A Jewish man who visited the Temple Mount was attacked multiple times by Muslim children screaming “Allahu Akbar,” and, he says, a police officer who was present did nothing to stop the attacks.
Temple Mount activist Yehuda Glick recalled the attacks in an interview with Arutz Sheva.
Hearing calls of “Allahu Akbar” (Arabic for “G-d is great”) is something he has grown used to, Glick says. “All I can say is ‘Amen,’ because G-d really is great,” he told Arutz Sheva radio.
But on one of his latest visits, he said, the attempts to insult him escalated into physical attack. He was accompanied by a police officer, as is standard procedure for Jews visiting the Temple Mount. The officer was ostensibly there for his protection – but, he said, as events unfolded it became clear that protection was not his true purpose.
Glick first came under attack at the southeast corner of the Temple Mount, near a memorial put up to “Crimes of Zionism in Sabra and Shatila” – a reference to mass slayings of Muslims in Lebanon at the hands of a Christian militia that was working with IDF troops.
Two Arab teenagers, approximately age 16-17, began hurling stones at Glick, who turned to his accompanying officer and asked him to arrest them. “He told me, ‘That’s not my job. My job is just to escort you, not to chase after rock throwers.’”
Glick noted that the officer told him that he knew who the attackers were “and will make sure it is taken care of.”
Later, they saw the same two young men again. “I told him, ‘Arrest them,’ and he repeated that that’s not his job,” Glick recalled.
The story did not end there. Glick continued on, only to come under attack a second time. This time the attack came from a group of Muslim boys who he estimated were just ten years old. The children began to scream “Allahu Akbar” and to throw rocks at Glick and the officer.

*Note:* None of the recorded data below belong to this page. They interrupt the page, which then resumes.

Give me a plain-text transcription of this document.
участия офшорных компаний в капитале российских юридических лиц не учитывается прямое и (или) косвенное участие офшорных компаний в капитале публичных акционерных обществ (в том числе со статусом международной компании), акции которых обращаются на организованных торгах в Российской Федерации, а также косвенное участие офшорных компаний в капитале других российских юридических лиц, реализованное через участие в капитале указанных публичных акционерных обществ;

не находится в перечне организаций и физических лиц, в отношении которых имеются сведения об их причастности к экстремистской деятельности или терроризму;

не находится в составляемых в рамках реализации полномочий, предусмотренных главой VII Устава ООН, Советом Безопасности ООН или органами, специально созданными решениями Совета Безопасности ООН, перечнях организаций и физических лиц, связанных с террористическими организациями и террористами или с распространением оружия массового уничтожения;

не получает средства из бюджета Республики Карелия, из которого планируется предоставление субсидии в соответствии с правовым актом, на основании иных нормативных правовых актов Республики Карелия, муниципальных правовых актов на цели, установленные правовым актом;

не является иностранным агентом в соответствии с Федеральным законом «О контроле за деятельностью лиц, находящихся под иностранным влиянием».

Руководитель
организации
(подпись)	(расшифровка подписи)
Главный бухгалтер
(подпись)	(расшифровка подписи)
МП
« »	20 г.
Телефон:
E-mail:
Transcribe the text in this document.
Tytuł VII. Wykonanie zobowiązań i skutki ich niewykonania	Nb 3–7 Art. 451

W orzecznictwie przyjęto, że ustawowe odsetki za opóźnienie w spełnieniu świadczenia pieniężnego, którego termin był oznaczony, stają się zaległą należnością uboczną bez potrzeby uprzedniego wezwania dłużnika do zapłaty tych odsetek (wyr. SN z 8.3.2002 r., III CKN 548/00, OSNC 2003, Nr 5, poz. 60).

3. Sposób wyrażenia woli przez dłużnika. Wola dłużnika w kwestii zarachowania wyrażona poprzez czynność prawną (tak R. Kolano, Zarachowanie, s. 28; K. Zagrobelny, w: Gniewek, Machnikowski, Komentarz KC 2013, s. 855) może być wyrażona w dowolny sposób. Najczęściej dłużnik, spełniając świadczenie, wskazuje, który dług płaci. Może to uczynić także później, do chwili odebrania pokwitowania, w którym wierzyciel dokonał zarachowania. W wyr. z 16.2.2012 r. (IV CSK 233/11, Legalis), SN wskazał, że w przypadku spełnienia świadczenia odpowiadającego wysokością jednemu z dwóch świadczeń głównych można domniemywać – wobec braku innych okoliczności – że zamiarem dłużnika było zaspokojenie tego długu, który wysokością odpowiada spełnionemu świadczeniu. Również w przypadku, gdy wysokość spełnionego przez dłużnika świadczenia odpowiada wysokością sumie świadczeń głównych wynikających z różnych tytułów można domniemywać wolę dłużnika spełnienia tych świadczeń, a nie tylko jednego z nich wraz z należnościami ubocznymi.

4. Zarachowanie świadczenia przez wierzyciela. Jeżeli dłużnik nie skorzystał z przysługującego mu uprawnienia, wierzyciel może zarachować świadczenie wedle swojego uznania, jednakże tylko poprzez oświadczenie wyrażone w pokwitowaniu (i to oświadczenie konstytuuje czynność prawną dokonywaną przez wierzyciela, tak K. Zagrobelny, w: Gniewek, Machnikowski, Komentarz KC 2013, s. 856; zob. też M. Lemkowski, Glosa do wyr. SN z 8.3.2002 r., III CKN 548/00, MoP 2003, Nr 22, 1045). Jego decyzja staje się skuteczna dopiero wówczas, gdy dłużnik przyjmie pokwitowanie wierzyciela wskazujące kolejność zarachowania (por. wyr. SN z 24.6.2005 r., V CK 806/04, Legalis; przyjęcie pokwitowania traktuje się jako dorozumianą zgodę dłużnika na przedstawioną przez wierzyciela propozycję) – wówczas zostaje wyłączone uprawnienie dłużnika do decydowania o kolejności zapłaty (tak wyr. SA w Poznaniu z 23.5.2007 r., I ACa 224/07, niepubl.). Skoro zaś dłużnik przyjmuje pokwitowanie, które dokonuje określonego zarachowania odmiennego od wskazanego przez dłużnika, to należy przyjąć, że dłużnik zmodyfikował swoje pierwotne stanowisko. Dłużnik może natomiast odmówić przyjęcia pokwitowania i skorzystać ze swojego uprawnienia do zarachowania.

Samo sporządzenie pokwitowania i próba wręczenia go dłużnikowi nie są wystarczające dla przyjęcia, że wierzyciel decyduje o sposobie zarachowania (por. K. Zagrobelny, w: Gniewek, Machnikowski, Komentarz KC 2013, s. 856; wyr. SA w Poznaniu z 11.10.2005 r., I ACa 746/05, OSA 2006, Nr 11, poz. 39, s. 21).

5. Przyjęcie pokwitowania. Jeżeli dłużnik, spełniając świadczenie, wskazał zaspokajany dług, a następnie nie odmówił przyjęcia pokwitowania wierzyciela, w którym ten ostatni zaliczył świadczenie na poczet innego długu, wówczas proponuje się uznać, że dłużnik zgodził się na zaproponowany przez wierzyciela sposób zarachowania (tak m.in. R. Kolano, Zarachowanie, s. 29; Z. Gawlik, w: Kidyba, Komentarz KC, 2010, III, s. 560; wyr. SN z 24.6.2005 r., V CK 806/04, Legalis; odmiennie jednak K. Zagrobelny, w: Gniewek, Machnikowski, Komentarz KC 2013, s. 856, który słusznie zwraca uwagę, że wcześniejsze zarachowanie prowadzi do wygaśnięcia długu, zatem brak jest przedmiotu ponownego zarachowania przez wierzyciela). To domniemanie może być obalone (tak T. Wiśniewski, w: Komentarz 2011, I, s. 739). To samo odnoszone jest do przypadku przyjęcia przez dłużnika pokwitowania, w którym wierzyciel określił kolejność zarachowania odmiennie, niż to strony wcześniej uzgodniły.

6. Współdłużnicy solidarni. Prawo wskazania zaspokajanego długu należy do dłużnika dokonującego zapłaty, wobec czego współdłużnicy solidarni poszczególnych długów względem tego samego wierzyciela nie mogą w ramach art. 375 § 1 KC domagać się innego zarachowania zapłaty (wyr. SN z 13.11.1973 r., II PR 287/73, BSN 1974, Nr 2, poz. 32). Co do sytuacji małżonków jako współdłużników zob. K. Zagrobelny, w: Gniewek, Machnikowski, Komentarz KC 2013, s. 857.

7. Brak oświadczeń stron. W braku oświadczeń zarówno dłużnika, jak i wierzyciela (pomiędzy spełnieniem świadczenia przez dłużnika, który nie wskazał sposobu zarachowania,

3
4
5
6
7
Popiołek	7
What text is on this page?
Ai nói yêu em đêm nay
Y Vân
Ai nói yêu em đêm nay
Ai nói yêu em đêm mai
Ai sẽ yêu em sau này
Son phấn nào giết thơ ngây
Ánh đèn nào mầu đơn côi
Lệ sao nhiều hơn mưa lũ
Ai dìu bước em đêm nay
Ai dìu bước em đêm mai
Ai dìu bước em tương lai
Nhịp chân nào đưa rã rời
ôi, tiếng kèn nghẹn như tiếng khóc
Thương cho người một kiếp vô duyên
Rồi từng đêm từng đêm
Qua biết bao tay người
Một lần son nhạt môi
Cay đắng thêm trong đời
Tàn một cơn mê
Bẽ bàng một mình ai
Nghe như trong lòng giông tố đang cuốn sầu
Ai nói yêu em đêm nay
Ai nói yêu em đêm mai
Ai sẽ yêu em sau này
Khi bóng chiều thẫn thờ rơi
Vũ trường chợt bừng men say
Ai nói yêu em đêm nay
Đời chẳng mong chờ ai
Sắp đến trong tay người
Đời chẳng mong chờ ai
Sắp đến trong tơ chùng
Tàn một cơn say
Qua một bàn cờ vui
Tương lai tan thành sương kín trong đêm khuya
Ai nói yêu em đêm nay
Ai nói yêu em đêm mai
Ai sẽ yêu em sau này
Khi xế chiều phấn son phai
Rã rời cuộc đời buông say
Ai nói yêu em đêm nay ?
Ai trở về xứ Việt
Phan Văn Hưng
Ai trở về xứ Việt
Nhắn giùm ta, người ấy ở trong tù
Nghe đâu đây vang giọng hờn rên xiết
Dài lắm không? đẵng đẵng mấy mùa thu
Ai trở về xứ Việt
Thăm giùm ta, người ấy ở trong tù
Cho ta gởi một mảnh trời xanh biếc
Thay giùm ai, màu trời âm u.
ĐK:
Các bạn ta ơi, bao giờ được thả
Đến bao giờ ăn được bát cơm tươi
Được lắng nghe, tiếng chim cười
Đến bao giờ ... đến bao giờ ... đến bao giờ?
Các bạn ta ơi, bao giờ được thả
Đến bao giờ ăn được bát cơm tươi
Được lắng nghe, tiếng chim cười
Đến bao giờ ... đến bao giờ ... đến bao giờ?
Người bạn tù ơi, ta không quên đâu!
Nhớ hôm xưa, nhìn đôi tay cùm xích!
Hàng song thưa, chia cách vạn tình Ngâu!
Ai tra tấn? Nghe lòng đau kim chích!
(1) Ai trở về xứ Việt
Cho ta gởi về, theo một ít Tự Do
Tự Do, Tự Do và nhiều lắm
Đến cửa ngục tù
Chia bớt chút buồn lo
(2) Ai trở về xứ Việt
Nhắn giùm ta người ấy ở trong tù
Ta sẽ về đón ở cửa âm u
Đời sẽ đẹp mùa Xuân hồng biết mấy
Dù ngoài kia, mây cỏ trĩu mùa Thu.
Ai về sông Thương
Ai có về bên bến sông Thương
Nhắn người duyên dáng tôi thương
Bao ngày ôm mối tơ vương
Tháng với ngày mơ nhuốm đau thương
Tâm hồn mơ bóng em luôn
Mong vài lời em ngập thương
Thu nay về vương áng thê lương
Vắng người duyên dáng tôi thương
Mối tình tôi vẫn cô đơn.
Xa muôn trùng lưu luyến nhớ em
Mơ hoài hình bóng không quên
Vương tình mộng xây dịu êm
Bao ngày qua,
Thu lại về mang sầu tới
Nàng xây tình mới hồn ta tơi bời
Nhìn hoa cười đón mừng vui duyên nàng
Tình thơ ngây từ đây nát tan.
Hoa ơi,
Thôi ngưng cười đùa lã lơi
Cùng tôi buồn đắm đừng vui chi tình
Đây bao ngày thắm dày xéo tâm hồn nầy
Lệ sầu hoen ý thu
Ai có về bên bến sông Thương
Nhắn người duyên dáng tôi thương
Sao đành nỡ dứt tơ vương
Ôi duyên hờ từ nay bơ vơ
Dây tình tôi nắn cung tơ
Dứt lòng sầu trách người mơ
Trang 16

“I told the officer that this is too much already. It’s outrageous,” he said. He also turned to a nearby Muslim man from the Waqf, the Muslim organization that controls the site. “I told him, ‘I’m embarrassed for you. If my son would act this way at a holy site, I would deal with it,’” he said.
Perhaps surprisingly, the Muslim man agreed. “He told me, ‘Between you and me, you’re right,’” Glick said.
The police officer’s inaction in the face of a second attack led Glick to take action. He called the Police Commander for Holy Places, Avi Biton, and told him what was happening. Biton said that what Glick described was serious, and that police would look into it.
When his accompanying officer saw what he was doing, he furiously shouted, “You’re creating a disturbance. Get out!” – not at the rioters, but at Glick, Glick said.
Only a massive Jewish presence on the Temple Mount can prevent such attacks, he concluded. Police officers believe it is there job to keep things quiet, he said, and when thousands of Arabs and only a few Jews visit the site, the Jews are seen as the anomaly that is causing the disturbance.